Kala itu sebagian besar yang datang adalah anak-anak muda yang saya tebak adalah para mahasiswa. Mereka bersantai di keremangan malam sambil menikmati makanan murah meriah sesuai kantong mahasiswa. Sambil ‘nggereneng-nggereneng’ tentang suka-duka aktivitas mereka hari itu. Tak tersisa lagi tempat di trotoar karena dipenuhi oleh mereka.
Menuju hotel, sepanjang perjalanan saya memperhatikan papan-papan reklame yang semakin merajai kedua sisi jalanan Djokdja. Kalau biasanya di Jakarta kita risih dengan papan-papan iklan karena semrawut pemasangannya, maka tidak demikian dengan yang saya rasakan di Djokdja. Memandangi papan-papan itu menjadi hiburan tersendiri bagi saya. Selain kontennya yang menarik, warna-warnanya pun atraktif. Pemasangannya pun tidak membuat mata protes. Jakal (Jalan Kaliurang), Jamal (Jalan Magelang), Jalan Gejayan (Jl. Affandi) adalah contoh jalan utama Djokdja yang rapat dengan papan reklame. Sesuai rapatnya toko-toko kecil yang menyediakan aneka ragam kebutuhan mahasiswa.

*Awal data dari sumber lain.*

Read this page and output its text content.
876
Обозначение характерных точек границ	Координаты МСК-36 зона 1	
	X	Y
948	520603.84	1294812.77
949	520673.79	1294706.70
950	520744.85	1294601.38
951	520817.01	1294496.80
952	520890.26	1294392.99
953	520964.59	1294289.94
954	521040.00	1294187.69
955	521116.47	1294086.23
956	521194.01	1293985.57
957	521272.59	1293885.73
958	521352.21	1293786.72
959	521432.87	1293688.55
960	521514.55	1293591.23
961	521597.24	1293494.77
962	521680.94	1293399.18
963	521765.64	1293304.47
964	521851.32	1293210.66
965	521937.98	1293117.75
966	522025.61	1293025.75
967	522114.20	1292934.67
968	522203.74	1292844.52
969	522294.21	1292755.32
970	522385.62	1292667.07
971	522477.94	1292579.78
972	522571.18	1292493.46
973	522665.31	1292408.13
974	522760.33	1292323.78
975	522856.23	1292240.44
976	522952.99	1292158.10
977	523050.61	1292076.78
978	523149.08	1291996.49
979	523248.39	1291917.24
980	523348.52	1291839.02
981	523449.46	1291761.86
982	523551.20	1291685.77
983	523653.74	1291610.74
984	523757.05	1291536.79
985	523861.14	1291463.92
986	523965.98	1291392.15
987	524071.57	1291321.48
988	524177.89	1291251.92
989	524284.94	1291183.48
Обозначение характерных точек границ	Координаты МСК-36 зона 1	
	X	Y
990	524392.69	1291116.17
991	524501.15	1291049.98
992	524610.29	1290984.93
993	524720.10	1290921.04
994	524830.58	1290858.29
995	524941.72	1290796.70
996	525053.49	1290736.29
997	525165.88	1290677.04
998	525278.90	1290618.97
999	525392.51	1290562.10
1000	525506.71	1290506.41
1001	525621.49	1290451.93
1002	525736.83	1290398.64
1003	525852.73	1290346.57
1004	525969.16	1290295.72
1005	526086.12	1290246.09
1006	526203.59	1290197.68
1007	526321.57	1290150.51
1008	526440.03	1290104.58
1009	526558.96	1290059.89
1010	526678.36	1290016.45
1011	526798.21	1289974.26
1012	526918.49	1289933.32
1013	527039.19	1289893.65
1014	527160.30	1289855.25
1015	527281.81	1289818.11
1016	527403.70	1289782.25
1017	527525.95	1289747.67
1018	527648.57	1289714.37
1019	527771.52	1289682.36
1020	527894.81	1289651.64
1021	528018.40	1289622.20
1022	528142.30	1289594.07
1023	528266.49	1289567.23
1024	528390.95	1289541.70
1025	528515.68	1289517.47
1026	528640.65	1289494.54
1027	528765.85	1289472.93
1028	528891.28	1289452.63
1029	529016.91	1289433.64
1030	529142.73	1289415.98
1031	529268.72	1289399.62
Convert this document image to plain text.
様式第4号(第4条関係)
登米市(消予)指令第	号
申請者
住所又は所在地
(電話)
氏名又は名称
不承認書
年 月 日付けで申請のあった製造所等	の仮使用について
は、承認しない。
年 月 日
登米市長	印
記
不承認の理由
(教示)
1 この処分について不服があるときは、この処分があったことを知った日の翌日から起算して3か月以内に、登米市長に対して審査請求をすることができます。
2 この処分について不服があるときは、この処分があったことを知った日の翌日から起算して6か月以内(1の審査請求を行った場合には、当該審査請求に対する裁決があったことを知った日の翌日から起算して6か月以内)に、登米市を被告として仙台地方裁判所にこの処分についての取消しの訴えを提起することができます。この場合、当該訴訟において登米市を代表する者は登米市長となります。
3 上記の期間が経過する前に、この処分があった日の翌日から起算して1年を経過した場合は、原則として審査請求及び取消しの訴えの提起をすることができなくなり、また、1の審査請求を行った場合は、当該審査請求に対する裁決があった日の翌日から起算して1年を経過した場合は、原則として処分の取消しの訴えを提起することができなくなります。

Ya, Yogyakarta memang kota yang menghadirkan banyak inspirasi. Setengah tahun saja tidak ke sana, sudah banyak perubahan yang terjadi. Kota dinamis nan romantis ini memang tidak pernah layu. Selalu segar dengan ide-ide kreatif yang turut merangsang pertumbuhan ekonomi kreatifnya. Tidak dapat bergantung dari keberlimpahan sumber daya alamnya, Djokdja memperkuat usaha kecil menengahnya dengan mengembangkan ekonomi kreatif. Dalam suatu perbincangan dengan Sri Sultan HB X bersama Dedy Mizwar di Kantor Gubernur, Kafi Kurnia mengungkapkan bahwa insight Djokdja adalah alon-alon atau pelan-pelan dalam bahasa Indonesia. Alon-alon sepertinya sudah dijiwai oleh masyarakat Djokdja. Setidaknya itulah yang dirasakan oleh para wisatawan. Begitu lepas dari hiruk pikuk kota besar dan menginjakkan kaki ke kota ini, yang terasa adalah ketenangan, kenyamanan, dan perasaan santai. Itulah yang dicari wisatawan ketika berlibur. Jika warga Djokdja mampu memanfaatkan dan mengolah insight ini menjadi beragam bisnis, tentu akan menggerakkan roda-roda perekonomian Djokdja. Dan itulah yang terjadi sekarang, ekonomi Djokdja ditopang oleh bisnis kreatifnya.
Memang bukan Merapi atau lesehan Lek Man saja yang menarik dari Djokdja. Sebagian orang Indonesia yang pernah mencicipi tinggal di kota ini pasti setuju. Bahwa jika mereka kembali ke Djokdja setelah beberapa lama, pasti akan merasakan kerinduan magnetis terhadap kota ini. Datang ke Djokdja seakan makan kacang, ingin lagi dan lagi. Jadi, Kapan ke Djokdja lagi?